What is Ethereum Classic?
Ethereum classic is a decentralized open source blockchain based distributed computing platform which features smart contract functionality that was launched on July 15th, 2015.
Ethereum Classic supports a token called “Classic Ether”. These tokens can be transferred between participants and they are stored in a wallet. These tokens are also used to compensate nodes for all the computations that are performed on the network.
Ethereum Classic was split from another cryptocurrency called Ethereum. Ethereum Classic was launched to support smart contracts to run as programmed without the interference of a third-party.
How and Why was Ethereum Classic Created
The reason why Ethereum Classic (ETC) split from Ethereum (ETH) was that some members of the Ethereum community rejected the hard fork proposition on the ground that it was immutable.
Ethereum community did not know how to handle the problem of Decentralized Autonomous Organization popularly called DAO. Ethereum foundation created a venture capital called “DAO” in 2016. In less than a year, the Decentralized Autonomous Organization raised over $168 million that was meant to go to the development of smart contracts. The money was planned for smart contract development because most of the community members had seen that the emergence of Decentralized Autonomous Organization will surely help smart contracts reach its full potential.
In that same year, a paper was released by the Ethereum Foundation development team citing the vulnerabilities of the DAO system, the paper clearly stated that the money on the Decentralized Autonomous Organization could be stolen if something is not done. True to its word, in less than a year DAO was hacked and about 3.6 million Ether which was equivalent to $50 million was transferred from accounts’ of users’ to the hackers account. Smart contracts had this principle or rule that invested funds could not be removed until the 28th day. Because of that reason, the hacker could not withdraw the funds rather it was stored on DAO’s child account. Since the stolen money was still in the DAO child account, some Ethereum community members suggested they roll back the blockchain, so that the stolen Ether could be returned to the accounts’ it was stolen from. On the other hand, some suggested that rolling back the blockchain will violate the immutability and code of law of the blockchain.
The hard fork was implemented, the second group of community members that suggested that they not implement the hard fork or roll back on the blockchain continued to use the Ethereum that the blockchain was not rolled back. This was then known as Ethereum Classic.
Main Features of Ethereum Classic
- Gas: this is a mechanism that supports internal transaction pricing in the Ethereum Classic network. This mechanism is also used to prevent spam in the network and it handles allocation of resources to the incentive offered by the request.
- Die Hard: after the soft fork, this was the next system Ethereum Classic embraced. Although this system delayed the move of the Ethereum Classic network from proof of work to proof of stake, it was created to prevent transactions on the Ethereum to be adopted on the Ethereum Classic. It also made the mining of coins on the network more difficult.
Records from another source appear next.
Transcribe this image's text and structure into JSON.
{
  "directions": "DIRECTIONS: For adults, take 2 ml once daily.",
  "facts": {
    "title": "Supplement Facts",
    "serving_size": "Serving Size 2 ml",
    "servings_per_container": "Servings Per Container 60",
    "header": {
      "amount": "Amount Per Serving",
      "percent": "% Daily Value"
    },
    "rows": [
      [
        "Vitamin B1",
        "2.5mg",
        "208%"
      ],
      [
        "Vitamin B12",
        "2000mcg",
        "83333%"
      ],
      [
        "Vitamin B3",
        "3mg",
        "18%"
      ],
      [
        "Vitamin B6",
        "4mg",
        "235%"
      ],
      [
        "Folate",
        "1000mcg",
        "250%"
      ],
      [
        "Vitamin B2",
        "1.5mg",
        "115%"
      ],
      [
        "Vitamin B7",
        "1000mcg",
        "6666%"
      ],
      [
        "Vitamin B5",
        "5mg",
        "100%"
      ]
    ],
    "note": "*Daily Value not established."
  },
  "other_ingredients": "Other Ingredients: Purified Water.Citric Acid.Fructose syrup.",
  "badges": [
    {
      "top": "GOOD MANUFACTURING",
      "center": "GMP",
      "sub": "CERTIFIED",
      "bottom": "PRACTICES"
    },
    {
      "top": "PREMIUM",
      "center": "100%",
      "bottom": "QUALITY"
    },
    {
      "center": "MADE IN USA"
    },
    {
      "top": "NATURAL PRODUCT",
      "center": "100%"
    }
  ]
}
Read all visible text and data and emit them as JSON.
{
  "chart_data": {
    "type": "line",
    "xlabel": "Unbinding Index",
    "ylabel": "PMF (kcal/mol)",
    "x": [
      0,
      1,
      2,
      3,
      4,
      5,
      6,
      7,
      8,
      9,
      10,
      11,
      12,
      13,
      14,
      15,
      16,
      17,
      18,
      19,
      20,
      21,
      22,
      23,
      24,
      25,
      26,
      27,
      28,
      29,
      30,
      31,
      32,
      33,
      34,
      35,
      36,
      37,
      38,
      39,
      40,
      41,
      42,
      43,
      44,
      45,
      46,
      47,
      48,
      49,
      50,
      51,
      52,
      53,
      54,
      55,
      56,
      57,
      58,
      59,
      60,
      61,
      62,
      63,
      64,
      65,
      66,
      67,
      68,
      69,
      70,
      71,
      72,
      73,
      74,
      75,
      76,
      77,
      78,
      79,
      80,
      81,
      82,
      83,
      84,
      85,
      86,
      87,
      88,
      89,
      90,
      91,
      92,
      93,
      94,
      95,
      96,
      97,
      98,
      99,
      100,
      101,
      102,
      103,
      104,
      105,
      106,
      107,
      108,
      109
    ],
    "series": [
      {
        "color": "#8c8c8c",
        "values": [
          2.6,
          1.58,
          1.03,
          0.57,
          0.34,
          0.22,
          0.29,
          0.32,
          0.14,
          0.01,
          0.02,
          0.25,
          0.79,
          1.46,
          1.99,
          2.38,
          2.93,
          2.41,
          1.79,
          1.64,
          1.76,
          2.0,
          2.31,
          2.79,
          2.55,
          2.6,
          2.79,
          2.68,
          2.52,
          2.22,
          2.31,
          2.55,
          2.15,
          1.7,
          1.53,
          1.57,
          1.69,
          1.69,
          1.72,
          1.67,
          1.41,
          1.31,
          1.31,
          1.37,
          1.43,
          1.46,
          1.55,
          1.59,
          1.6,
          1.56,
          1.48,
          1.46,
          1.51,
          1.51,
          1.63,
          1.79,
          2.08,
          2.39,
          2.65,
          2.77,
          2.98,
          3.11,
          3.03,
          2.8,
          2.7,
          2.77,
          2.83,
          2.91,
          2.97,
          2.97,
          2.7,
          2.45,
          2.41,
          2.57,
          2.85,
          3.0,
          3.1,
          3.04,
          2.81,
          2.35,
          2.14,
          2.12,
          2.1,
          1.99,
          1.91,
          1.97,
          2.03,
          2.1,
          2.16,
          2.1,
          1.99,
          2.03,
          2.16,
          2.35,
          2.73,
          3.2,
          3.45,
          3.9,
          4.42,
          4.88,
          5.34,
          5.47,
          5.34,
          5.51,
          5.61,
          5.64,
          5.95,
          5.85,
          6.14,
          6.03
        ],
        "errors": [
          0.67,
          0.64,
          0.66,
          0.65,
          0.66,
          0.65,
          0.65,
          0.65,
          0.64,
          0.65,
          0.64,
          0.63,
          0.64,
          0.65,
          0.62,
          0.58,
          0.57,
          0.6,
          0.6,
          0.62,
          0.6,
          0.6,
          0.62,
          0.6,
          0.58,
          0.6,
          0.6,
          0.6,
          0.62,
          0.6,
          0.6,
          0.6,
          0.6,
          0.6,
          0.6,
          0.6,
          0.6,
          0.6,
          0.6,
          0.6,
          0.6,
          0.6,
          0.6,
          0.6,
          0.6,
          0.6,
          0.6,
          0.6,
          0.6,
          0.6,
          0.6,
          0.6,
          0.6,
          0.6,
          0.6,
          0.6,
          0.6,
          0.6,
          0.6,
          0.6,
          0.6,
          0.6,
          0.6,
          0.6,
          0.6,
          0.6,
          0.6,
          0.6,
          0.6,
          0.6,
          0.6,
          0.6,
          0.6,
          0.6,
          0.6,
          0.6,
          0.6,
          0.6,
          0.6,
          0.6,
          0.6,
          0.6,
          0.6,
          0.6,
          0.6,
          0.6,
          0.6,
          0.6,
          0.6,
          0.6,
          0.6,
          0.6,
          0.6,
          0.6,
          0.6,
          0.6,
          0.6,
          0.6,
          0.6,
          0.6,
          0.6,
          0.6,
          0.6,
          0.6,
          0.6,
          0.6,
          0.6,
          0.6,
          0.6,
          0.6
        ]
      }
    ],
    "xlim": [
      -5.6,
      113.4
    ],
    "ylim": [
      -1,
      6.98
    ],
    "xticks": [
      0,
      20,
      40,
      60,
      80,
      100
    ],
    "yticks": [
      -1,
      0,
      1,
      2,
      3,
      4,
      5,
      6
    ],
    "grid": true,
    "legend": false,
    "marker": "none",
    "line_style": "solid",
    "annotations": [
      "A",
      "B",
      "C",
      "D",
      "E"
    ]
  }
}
- Proof of work: this system denies network attacks and other network vices such as spam on a network. The proof of work algorithm also rewards miners who solve mathematical problems with the goals of validating and creating new transactions and blocks.
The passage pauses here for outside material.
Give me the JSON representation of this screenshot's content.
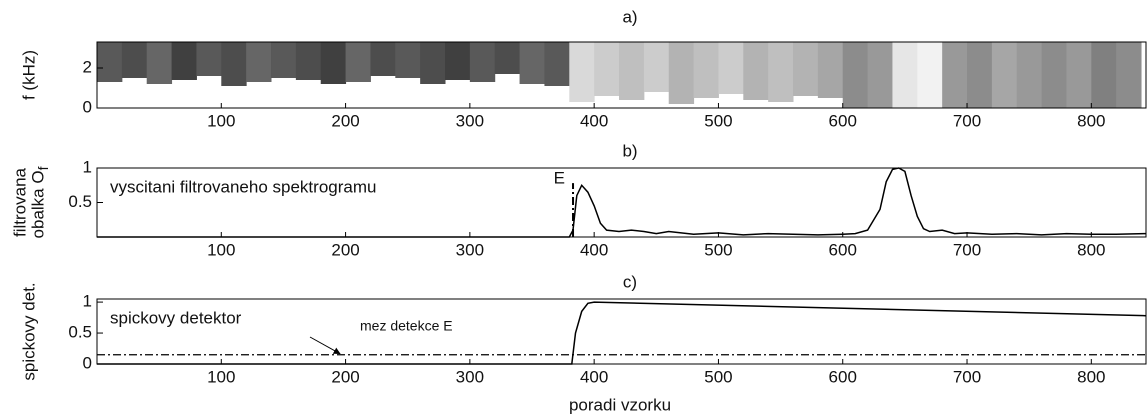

- Smart Contracts and Decentralized Applications: Although, Ethereum Classic has split it still performs certain functions that were performed by Ethereum. Some of these functions are the issuing of smart contracts and also being a decentralized cryptocurrency network. These smart contracts facilitate the verification of contracts without the interference of third parties.
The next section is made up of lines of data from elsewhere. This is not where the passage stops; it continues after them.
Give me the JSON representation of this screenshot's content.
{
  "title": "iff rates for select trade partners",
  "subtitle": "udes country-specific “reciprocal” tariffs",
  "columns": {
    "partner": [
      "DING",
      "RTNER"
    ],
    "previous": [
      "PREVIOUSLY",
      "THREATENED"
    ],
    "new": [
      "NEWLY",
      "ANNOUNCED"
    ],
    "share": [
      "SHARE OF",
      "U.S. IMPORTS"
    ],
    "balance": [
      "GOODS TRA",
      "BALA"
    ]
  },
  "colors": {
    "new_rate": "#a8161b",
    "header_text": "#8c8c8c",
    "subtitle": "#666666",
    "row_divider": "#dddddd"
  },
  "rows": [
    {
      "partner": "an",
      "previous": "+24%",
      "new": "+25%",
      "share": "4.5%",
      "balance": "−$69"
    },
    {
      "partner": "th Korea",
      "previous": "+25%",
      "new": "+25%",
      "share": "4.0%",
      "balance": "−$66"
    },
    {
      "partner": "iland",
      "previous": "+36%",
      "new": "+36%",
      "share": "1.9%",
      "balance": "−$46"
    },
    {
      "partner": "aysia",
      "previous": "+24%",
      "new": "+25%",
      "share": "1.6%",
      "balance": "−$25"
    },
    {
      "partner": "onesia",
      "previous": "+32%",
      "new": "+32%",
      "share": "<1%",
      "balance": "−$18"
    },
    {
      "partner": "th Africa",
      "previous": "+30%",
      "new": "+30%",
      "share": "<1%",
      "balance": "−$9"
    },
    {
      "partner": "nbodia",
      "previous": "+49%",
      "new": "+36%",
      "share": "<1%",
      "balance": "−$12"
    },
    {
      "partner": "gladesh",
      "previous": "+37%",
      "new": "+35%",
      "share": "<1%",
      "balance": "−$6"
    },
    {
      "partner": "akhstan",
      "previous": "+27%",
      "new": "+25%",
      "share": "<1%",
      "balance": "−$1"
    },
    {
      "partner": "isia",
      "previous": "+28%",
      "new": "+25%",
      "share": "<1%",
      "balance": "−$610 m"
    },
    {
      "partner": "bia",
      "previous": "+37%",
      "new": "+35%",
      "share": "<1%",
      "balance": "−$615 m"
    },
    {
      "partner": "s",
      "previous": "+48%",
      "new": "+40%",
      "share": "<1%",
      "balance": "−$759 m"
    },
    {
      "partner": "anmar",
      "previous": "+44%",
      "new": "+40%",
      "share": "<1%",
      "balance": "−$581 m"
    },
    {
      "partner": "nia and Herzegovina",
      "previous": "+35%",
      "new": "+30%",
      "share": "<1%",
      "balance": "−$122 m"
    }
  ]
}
Difference between Ethereum Classic and other Cryptocurrencies
- The soft fork. Most Cryptocurrencies today support hard fork but Ethereum Classic does not violate the blockchain system of immutability. This is one of the main reasons that have distinguished Ethereum Classic from other cryptocurrencies.
- Use of proof of work system instead of the widely adopted proof of stake. Unlike the proof of work, the proof of stake chooses a new block Creator and he is chosen depending on his wealth or stake in the network.
- Adoption of the smart contract networks. Primarily, Ethereum Classic and Ethereum all sought to ensure that transactions are carried out without intermediaries or third parties.
Ethereum Classic Pros and Cons
- Ethereum Classic has proven to be true to the philosophy of immutability of blockchain.
- Since its split from Ethereum, it has gathered a lot of support from tech giants.
- With the help of the proof of work, miners on the network are rewarded each time a block is formed.
- Planning an attack on proof of work system is expensive compared to proof of stake. This alone makes the Ethereum Classic more secure than its counterpart.
- Transactions are verified without third parties.
- Since Ethereum adopted the Proof of Stake, Ethereum Classic does not get updates any longer from the Ethereum network.
- Most of the big investors of Ethereum before the split have all remained with Ethereum.
- Since its split, most people have referred to it as an insult and attack on the prestigious Ethereum community.
- Most people have claimed that the network is filled with scammers.